Looks like the AFL-CIO is considering a new approach to help stem the loss of members, according to a report last week in the Wall Street Journal (subscription required).

In its annual membership report released earlier this year, the AFL-CIO stated it lost 152,500 members (among its affiliated unions) in 2012. Factoring in 82,183 new members, the net decrease came to 70,317 members, compared with 2011.

In all, 16 affiliated unions increased their membership while 25 unions reported losses. (Today, just 11.3 percent of American workers belong AFL-CIOto unions.)

In light of these troubling figures, it’s no surprise to read that AFL-CIO President Richard Trumka is looking to unveil a new strategy at its annual meeting in September that involves “partnering” more closely with groups such as the Sierra Club and NAACP. He noted that details about how these relationships will be structured are still being formulated.

Asked during an interview posted yesterday on Capital Download if these grassroots’ organizations would be part of the union affiliation, Trumka responded,  “Hopefully …” Some, he said, may pay dues while others may not.

Trumka pointed out that the AFL-CIO’s approach over the past 30 years hasn’t worked and “we need to do things differently,” adding that the hope going forward is to integrate with the community in way that’s reminiscent of the early days of the union movement.

There’s no denying the AFL-CIO needs to do “things differently.” I’d be hard pressed to find someone who doesn’t think that’s the case.
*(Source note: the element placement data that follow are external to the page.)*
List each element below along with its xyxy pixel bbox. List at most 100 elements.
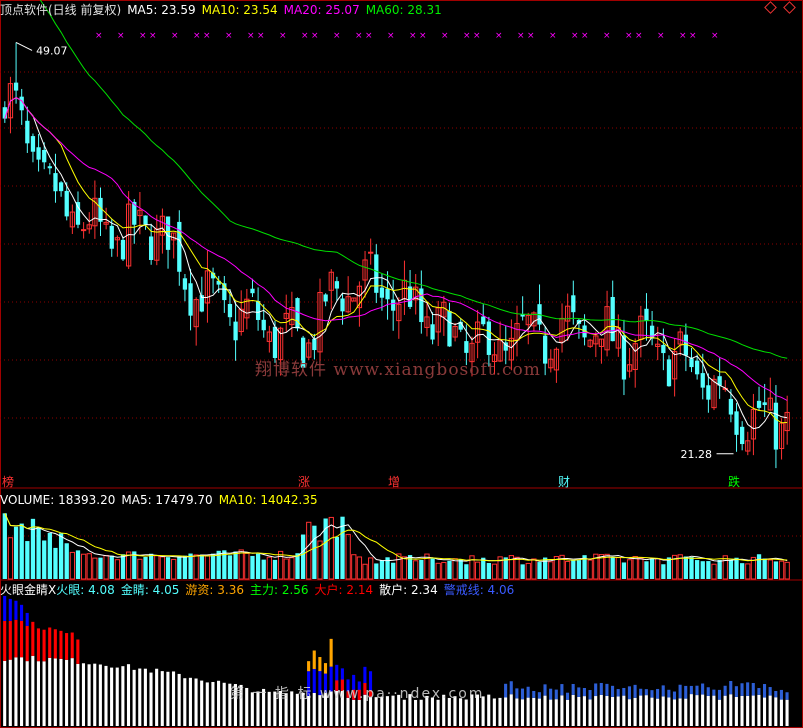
watermark-main: 翔博软件 www.xiangbosoft.com (255, 360, 541, 380)
dahu-bar (65, 633, 69, 660)
candle-down (334, 281, 340, 289)
volume-bar-down (25, 541, 30, 579)
jingjie-bar (695, 685, 699, 696)
volume-bar-down (261, 559, 266, 579)
sanhu-bar (132, 669, 136, 726)
sanhu-bar (605, 695, 609, 726)
candle-down (323, 294, 328, 302)
volume-bar-up (351, 554, 357, 580)
ma60-line (39, 0, 788, 359)
volume-bar-down (30, 518, 36, 579)
volume-bar-up (435, 562, 441, 580)
jingjie-bar (14, 600, 18, 620)
sanhu-bar (104, 665, 108, 726)
jingjie-bar (639, 688, 643, 696)
sanhu-bar (126, 664, 131, 726)
candle-down (689, 358, 694, 368)
sanhu-bar (768, 695, 772, 726)
candle-down (666, 359, 672, 387)
sanhu-bar (549, 699, 553, 726)
jinjing-label: 金睛: 4.05 (120, 583, 180, 597)
signal-x-mark: × (571, 31, 579, 41)
volume-bar-down (464, 564, 469, 579)
dahu-bar (25, 625, 29, 662)
sanhu-bar (644, 695, 648, 726)
sanhu-label: 散户: 2.34 (379, 583, 438, 597)
sanhu-bar (678, 698, 682, 726)
candle-down (447, 310, 452, 347)
candle-down (610, 297, 615, 342)
signal-x-mark: × (689, 31, 697, 41)
jingjie-bar (3, 595, 7, 621)
volume-bar-down (210, 553, 216, 579)
volume-bar-down (666, 557, 672, 579)
volume-bar-up (615, 557, 621, 580)
sanhu-bar (121, 666, 125, 726)
volume-bar-down (53, 547, 58, 579)
volume-bar-up (92, 557, 98, 580)
volume-bar-up (413, 560, 419, 580)
dahu-bar (3, 620, 7, 661)
volume-bar-down (177, 556, 182, 579)
youzi-bar (318, 657, 322, 672)
signal-x-mark: × (247, 31, 255, 41)
volume-bar-down (98, 557, 103, 579)
jingjie-bar (554, 689, 558, 700)
sanhu-bar (76, 663, 80, 726)
volume-bar-up (193, 554, 199, 580)
volume-bar-up (784, 561, 790, 580)
volume-bar-up (491, 563, 498, 580)
volume-bar-down (182, 555, 188, 579)
volume-bar-down (295, 553, 300, 579)
jingjie-bar (740, 683, 744, 696)
sanhu-bar (774, 697, 778, 726)
jingjie-bar (633, 684, 637, 698)
volume-bar-down (13, 526, 19, 579)
dahu-bar (76, 639, 80, 664)
jingjie-bar (627, 686, 631, 700)
volume-bar-down (756, 554, 762, 579)
signal-label: 榜 (2, 474, 14, 489)
volume-bar-down (520, 564, 525, 579)
volume-bar-down (255, 553, 261, 579)
volume-bar-down (199, 554, 204, 579)
volume-bar-down (250, 555, 255, 579)
volume-bar-down (700, 561, 705, 579)
sanhu-bar (188, 677, 192, 726)
sanhu-bar (515, 698, 519, 726)
jingjie-bar (774, 690, 778, 698)
candle-down (149, 236, 154, 260)
jingjie-bar (723, 685, 727, 696)
signal-x-mark: × (95, 31, 103, 41)
youzi-label: 游资: 3.36 (185, 583, 244, 597)
volume-bar-down (2, 513, 7, 579)
volume-bar-up (362, 563, 368, 580)
candle-down (661, 344, 666, 354)
sanhu-bar (357, 699, 361, 726)
volume-ma5-label: MA5: 17479.70 (121, 493, 213, 507)
candle-down (42, 150, 47, 163)
candle-down (272, 326, 278, 358)
jingjie-bar (504, 683, 508, 698)
sanhu-bar (650, 697, 654, 726)
volume-bar-up (137, 558, 143, 580)
sanhu-bar (464, 699, 468, 726)
candle-down (773, 402, 779, 450)
volume-bar-down (740, 563, 745, 579)
volume-bar-down (706, 561, 711, 579)
signal-x-mark: × (549, 31, 557, 41)
sanhu-bar (211, 681, 215, 726)
volume-bar-up (767, 559, 773, 580)
volume-bar-up (548, 561, 554, 580)
volume-bar-up (441, 561, 447, 580)
signal-x-mark: × (473, 31, 481, 41)
signal-x-mark: × (149, 31, 157, 41)
volume-bar-up (159, 556, 166, 580)
dahu-bar (53, 629, 57, 659)
sanhu-bar (532, 697, 536, 726)
jingjie-bar (672, 691, 677, 700)
signal-x-mark: × (657, 31, 665, 41)
candle-down (53, 173, 58, 192)
sanhu-bar (42, 661, 46, 726)
jingjie-bar (712, 689, 716, 696)
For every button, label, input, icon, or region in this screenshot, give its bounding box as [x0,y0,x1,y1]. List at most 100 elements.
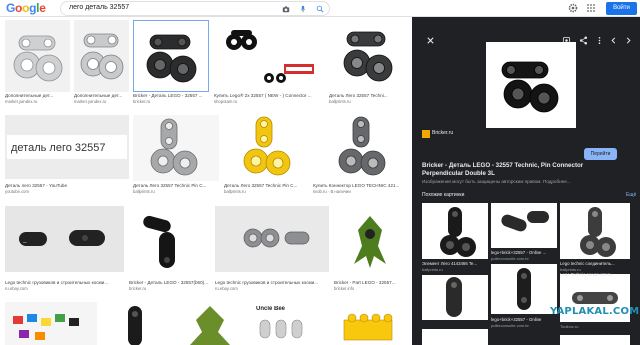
youtube-thumb-icon: деталь лего 32557 [7,135,127,159]
lego-part-icon [580,207,616,257]
result-thumb-2[interactable] [74,20,129,92]
result-thumb-17[interactable]: Uncle Bee [250,302,315,345]
lego-part-icon [501,211,549,232]
result-caption-7[interactable]: Деталь Лего 32557 Technic Pin C... [133,183,219,188]
related-thumb-9[interactable] [560,335,630,345]
result-thumb-12[interactable] [215,206,329,272]
result-source-10: ru.ebay.com [5,286,28,291]
lego-part-icon [343,31,393,82]
related-caption-4[interactable]: Элемент Лего 4143466 Te... [422,261,488,266]
lego-part-icon [226,30,314,83]
result-source-3: bricker.ru [133,99,151,104]
preview-title-line2[interactable]: Perpendicular Double 3L [422,170,495,177]
result-thumb-15[interactable] [100,302,170,345]
gear-icon[interactable] [568,3,578,13]
result-caption-4[interactable]: Купить Lego® 2x 32557 ( NEW - ) Connecto… [214,93,324,98]
close-icon[interactable] [426,36,435,45]
lego-part-icon [80,33,124,80]
see-all-link[interactable]: Ещё [626,192,636,198]
result-source-11: bricker.ru [129,286,147,291]
result-thumb-10[interactable]: ─ [5,206,124,272]
result-thumb-5[interactable] [329,20,406,92]
result-thumb-1[interactable] [5,20,70,92]
lego-bricks-icon [343,313,393,341]
result-source-8: ballprints.ru [224,189,246,194]
lego-part-icon [150,118,198,176]
related-caption-6[interactable]: Lego Technic соединитель... [560,272,630,277]
result-caption-1[interactable]: Дополнительные дет... [5,93,70,98]
logo-letter-g: G [6,1,16,15]
related-caption-3[interactable]: Lego technic соединитель... [560,261,630,266]
lego-part-icon [143,215,175,268]
result-source-4: shopotam.ru [214,99,238,104]
site-favicon [422,130,430,138]
result-thumb-18[interactable] [330,302,406,345]
sign-in-button[interactable]: Войти [606,2,637,15]
search-query: лего деталь 32557 [69,4,130,11]
result-source-1: market.yandex.ru [5,99,38,104]
result-thumb-3-selected[interactable] [133,20,209,92]
related-thumb-3[interactable] [560,203,630,259]
related-caption-7[interactable]: lego+brick+32557 - Online [491,317,557,322]
lego-part-icon [128,306,142,345]
related-source-4: ballprints.ru [422,267,443,272]
chevron-left-icon[interactable] [609,36,618,45]
result-thumb-11[interactable] [129,206,210,278]
result-caption-10[interactable]: Lego technic грузовиков и строительных к… [5,280,124,285]
result-caption-8[interactable]: Деталь Лего 32557 Technic Pin C... [224,183,309,188]
result-caption-11[interactable]: Bricker - Деталь LEGO - 32557(b60)... [129,280,210,285]
lego-part-icon [243,116,291,176]
camera-icon[interactable] [282,5,290,13]
result-thumb-16[interactable] [174,302,246,345]
result-thumb-9[interactable] [313,115,406,181]
search-icon[interactable] [316,5,324,13]
google-logo[interactable]: Google [6,1,46,15]
lego-robot-icon [190,306,230,345]
related-thumb-1[interactable] [422,203,488,259]
top-bar: Google лего деталь 32557 Войти [0,0,640,17]
result-thumb-4[interactable] [214,20,324,92]
copyright-note: Изображения могут быть защищены авторски… [422,179,571,184]
search-input[interactable]: лего деталь 32557 [60,1,330,16]
chevron-right-icon[interactable] [624,36,633,45]
result-thumb-7[interactable] [133,115,219,181]
result-source-7: ballprints.ru [133,189,155,194]
result-source-2: market.yandex.ru [74,99,107,104]
related-thumb-6[interactable] [422,275,488,320]
result-source-12: ru.ebay.com [215,286,238,291]
related-heading: Похожие картинки [422,192,465,198]
lego-part-icon [440,207,476,257]
preview-image[interactable] [486,42,576,128]
result-caption-6[interactable]: Деталь лего 32557 - YouTube [5,183,129,188]
result-caption-3[interactable]: Bricker - Деталь LEGO - 32557 ... [133,93,209,98]
share-icon[interactable] [579,36,588,45]
site-name[interactable]: Bricker.ru [432,130,453,136]
svg-text:деталь лего 32557: деталь лего 32557 [11,142,105,154]
result-caption-9[interactable]: Купить Коннектор LEGO TECHNIC 421... [313,183,406,188]
lego-part-icon [446,277,462,317]
result-caption-2[interactable]: Дополнительные дет... [74,93,129,98]
related-source-2: politeconsulte.com.br [491,256,529,261]
lego-part-icon [243,228,310,248]
result-caption-13[interactable]: Bricker - Part LEGO - 32557... [334,280,406,285]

But whether this plan—which is expected to be unveiled at the AFL-CIO’s convention in September—is the answer to the AFL-CIO’s woes is certainly open to debate.

A story posted on USA Today’s website yesterday identifies some of the potential conflicts that could arise. “For instance,” the article said, “the Building Trades, which represents construction workers, supports the controversial Keystone XL Pipeline as a project that will generate jobs; the Sierra Club opposes it as a threat to the environment.”